Hoyo Hoyo “Madjonidjones”
A fronteira de Ressano Garcia volta a ganhar um significado especial nesta altura do ano, quando milhares de moçambicanos residentes na África do Sul iniciam a viagem de regresso ao país. Não é apenas um movimento migratório sazonal. É um reencontro carregado de simbolismo, marcado pelo desejo de rever a família, cumprir obrigações sociais e reafirmar laços que a distância nunca conseguiu apagar.
Viaturas ligeiras, como ilustram as imagens, avançam lentamente, muitas delas atreladas e sobrecarregadas, transportando passageiros e uma diversidade de bens.
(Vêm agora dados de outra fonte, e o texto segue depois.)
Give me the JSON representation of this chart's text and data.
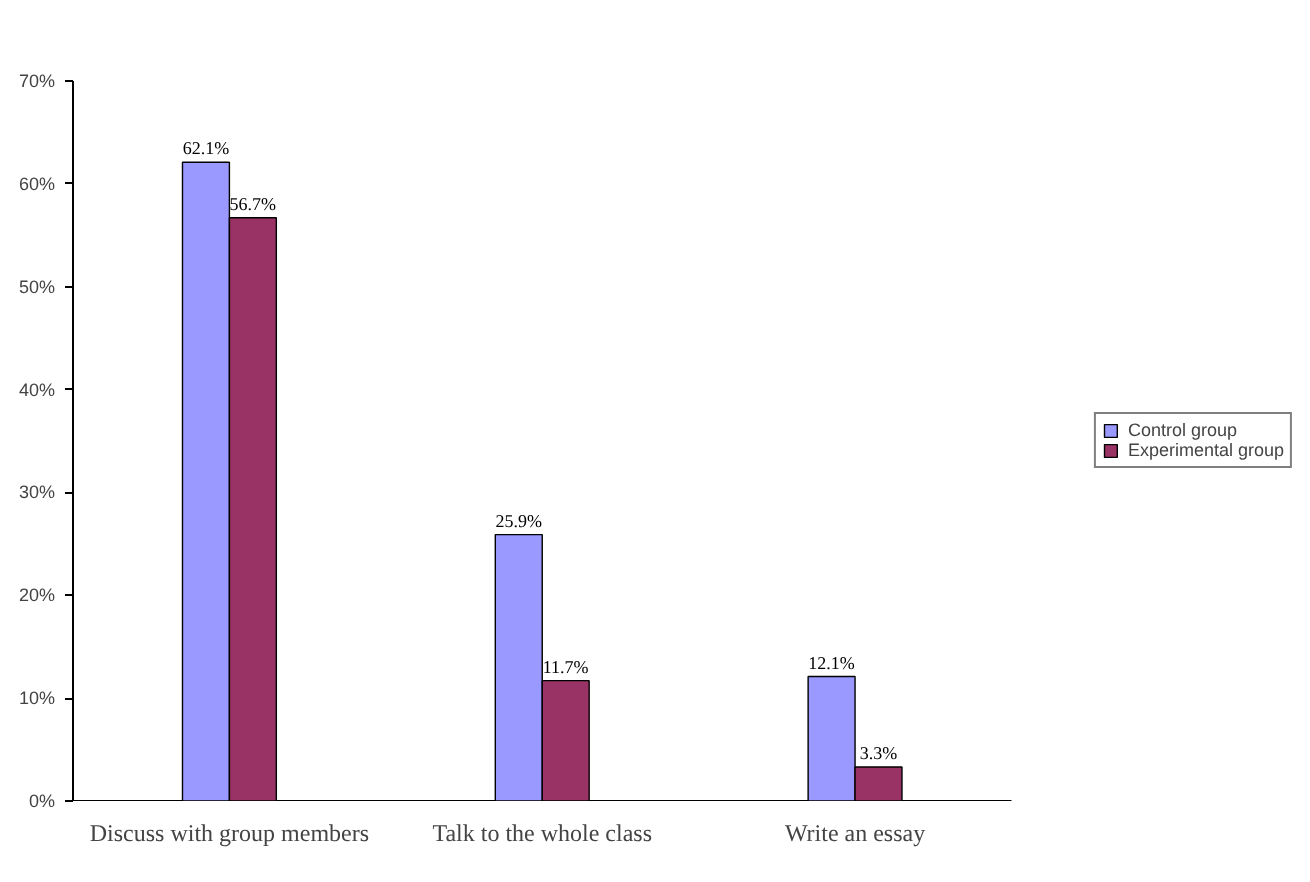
{
  "chart_data": {
    "type": "bar",
    "categories": [
      "Discuss with group members",
      "Talk to the whole class",
      "Write an essay"
    ],
    "series": [
      {
        "name": "Control group",
        "color": "#9999ff",
        "values": [
          62.1,
          25.9,
          12.1
        ],
        "value_labels": [
          "62.1%",
          "25.9%",
          "12.1%"
        ]
      },
      {
        "name": "Experimental group",
        "color": "#993366",
        "values": [
          56.7,
          11.7,
          3.3
        ],
        "value_labels": [
          "56.7%",
          "11.7%",
          "3.3%"
        ]
      }
    ],
    "ylim": [
      0,
      70
    ],
    "yticks": [
      {
        "value": 0,
        "label": "0%"
      },
      {
        "value": 10,
        "label": "10%"
      },
      {
        "value": 20,
        "label": "20%"
      },
      {
        "value": 30,
        "label": "30%"
      },
      {
        "value": 40,
        "label": "40%"
      },
      {
        "value": 50,
        "label": "50%"
      },
      {
        "value": 60,
        "label": "60%"
      },
      {
        "value": 70,
        "label": "70%"
      }
    ],
    "grid": false,
    "legend": "right"
  }
}
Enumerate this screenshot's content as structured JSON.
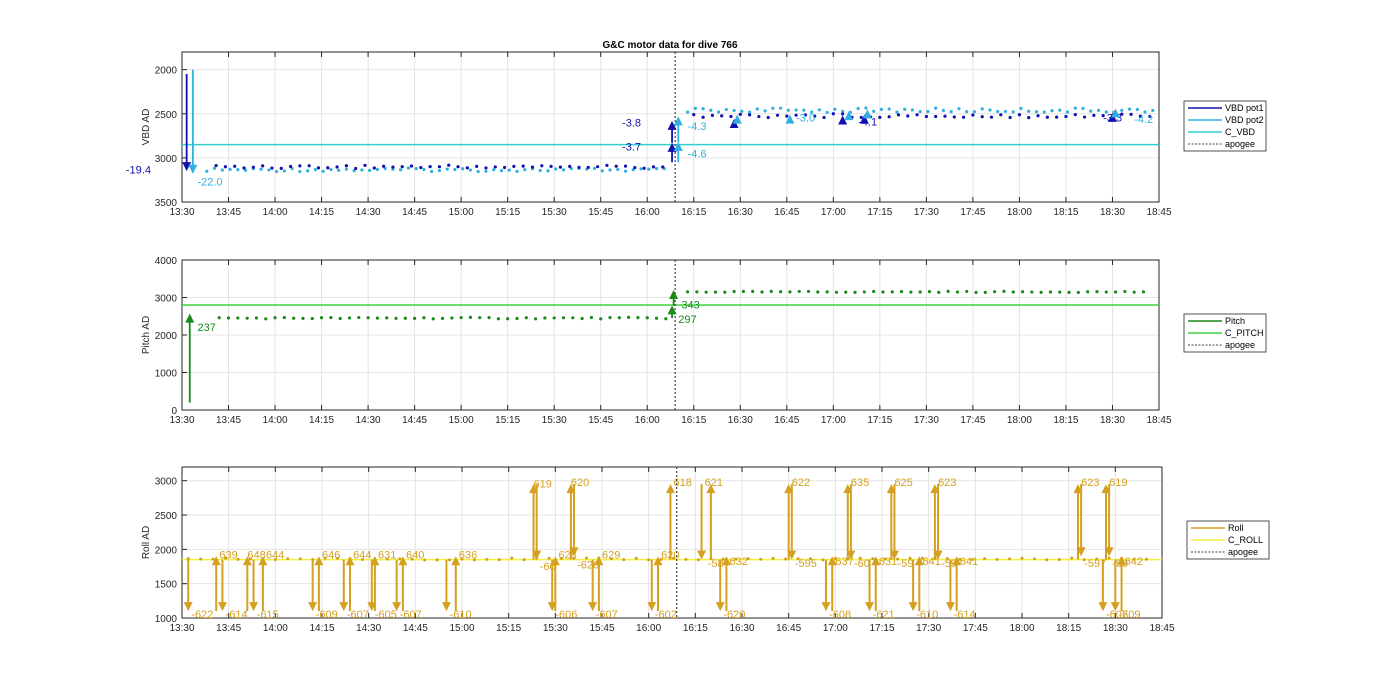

Electrodomésticos, sofás, tambores, sacos de cebola e batata, utensílios domésticos e outros volumes compõem uma paisagem que fala de esforço prolongado, poupança rigorosa e da tentativa de transformar o trabalho árduo em melhorias concretas para quem ficou.
Para além do posto fronteiriço, o fluxo humano prolonga-se pelas estradas nacionais, com particular destaque para a Estrada Nacional Número Quatro, principal eixo de ligação entre Moçambique e a África do Sul. Nesta época, a N4 transforma-se num corredor de regressos, onde se cruzam histórias de sacrifício, esperança e expectativa. O tráfego intenso, aliado ao excesso de carga e ao desgaste físico dos condutores após longas horas de viagem, aumenta a vulnerabilidade ao longo do percurso.
O regresso dos "madjonidjones" expõe também outras realidades menos visíveis. Longas filas de espera, custos adicionais de transporte, receios quanto à segurança dos bens e a pressão psicológica de chegar a tempo aos compromissos familiares. Muitos regressam com sinais claros de sucesso material; outros trazem apenas o essencial, mas todos partilham a mesma vontade de estar presentes junto dos seus.
Neste contexto, a segurança rodoviária assume um papel central. O respeito pelos limites de velocidade nas estradas nacionais, sobretudo na N4, é fundamental para evitar acidentes e perdas humanas. A pressa em chegar não pode sobrepor-se ao valor da vida. Cada viagem deve ser feita com consciência de que o regresso é para celebrar, não para gerar luto entre famílias que aguardam com ansiedade.